Which brings us to a discussion of new Republican Party leadership.  For the purposes of discussion, let’s assume that Dick Wadhams decides to move on.  I’m not going to use this spot to defend or attack Dick.  His performance was what it was, and I’d rather focus on the role of the party in modern electoral politics, and more specifically the role that party chairmen – at all levels – play.

It used to be that the Party Chairman was the biggest of bosses, the guy in the smoke-filled room with the biggest cigar.  Not anymore.  Not since the campaign finance changes essentially knee-capped the parties, creating the era of the 527 and the candidate.  The party simply cannot brand itself any more through spending, it can only do so through the candidates that it chooses as its standard-bearers.  What made “Democrat” cool in 2008 wasn’t any spending by the party, or even by the 527s, but Obama.

It’s also true that, in Denver at least, we have probably maxed out what we can get through sheer hard work.  We’ll still have to work as hard, but we’ll have to start thinking strategically about how to engage more people, expand our base, and our influence.

Candidates aside, the party needs chairmen who understand that aside from the organizing of the regular party activities – districts, Lincoln Day Dinners, candidate recruiting and vetting, and so on – their role is to help coordinate friendly groups, and help reach out to unaffiliated voters who can be on our side.  We need to do this strategically, not merely jumping off on whatever seems like a good idea.  While the term “social networking” is just a little over-used, I believe that the Left has been using that far more effectively to identify, mobilize, and treat friendly unaffiliated voters as a normal part of the process.  We can do that, too.

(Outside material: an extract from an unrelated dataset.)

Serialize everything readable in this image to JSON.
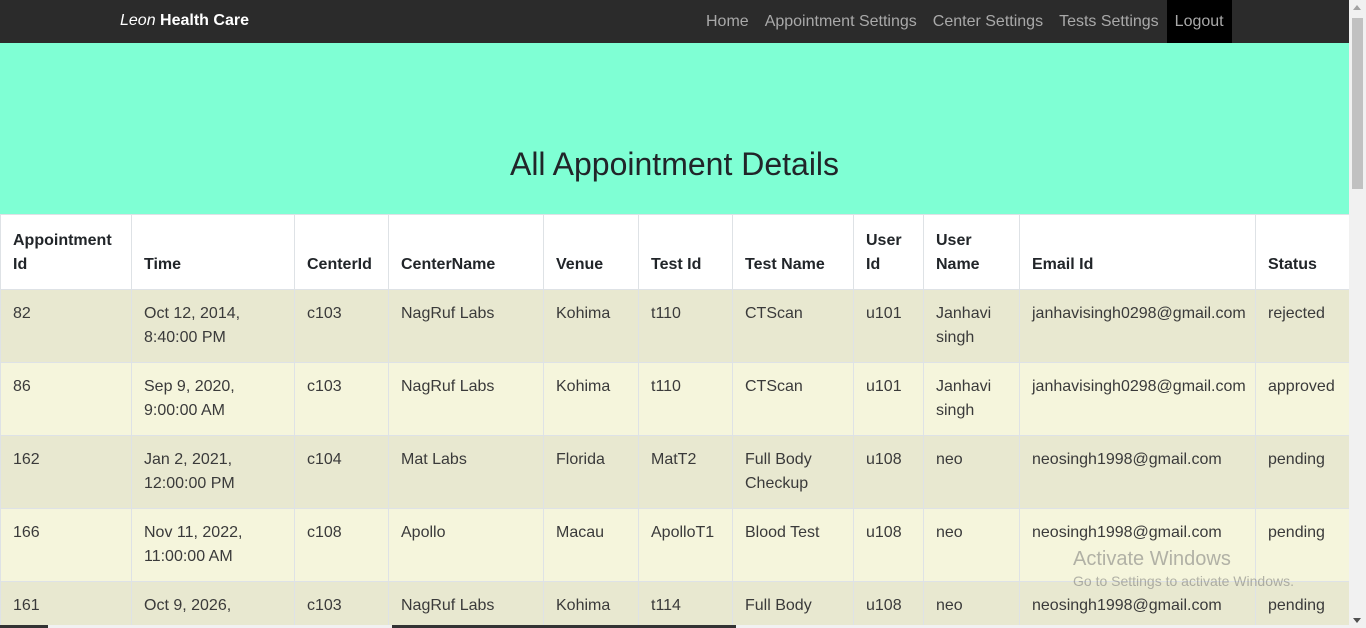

Ultimately, the goal of these groups is to see certain policies implemented, and in order to do that, we’ll need to elect Republicans, or at least, defeat Democrats.  (I’m not going to engage in speculation about the ultimate demise of the Republican party.  Take that to another post.)  That means that the Republican party will continue to play a central role in partisan politics.  And it means that the party chairman’s role, while infinitely more complex in balancing groups and getting them to play well together, is no less central to the success of the ideals we all care about.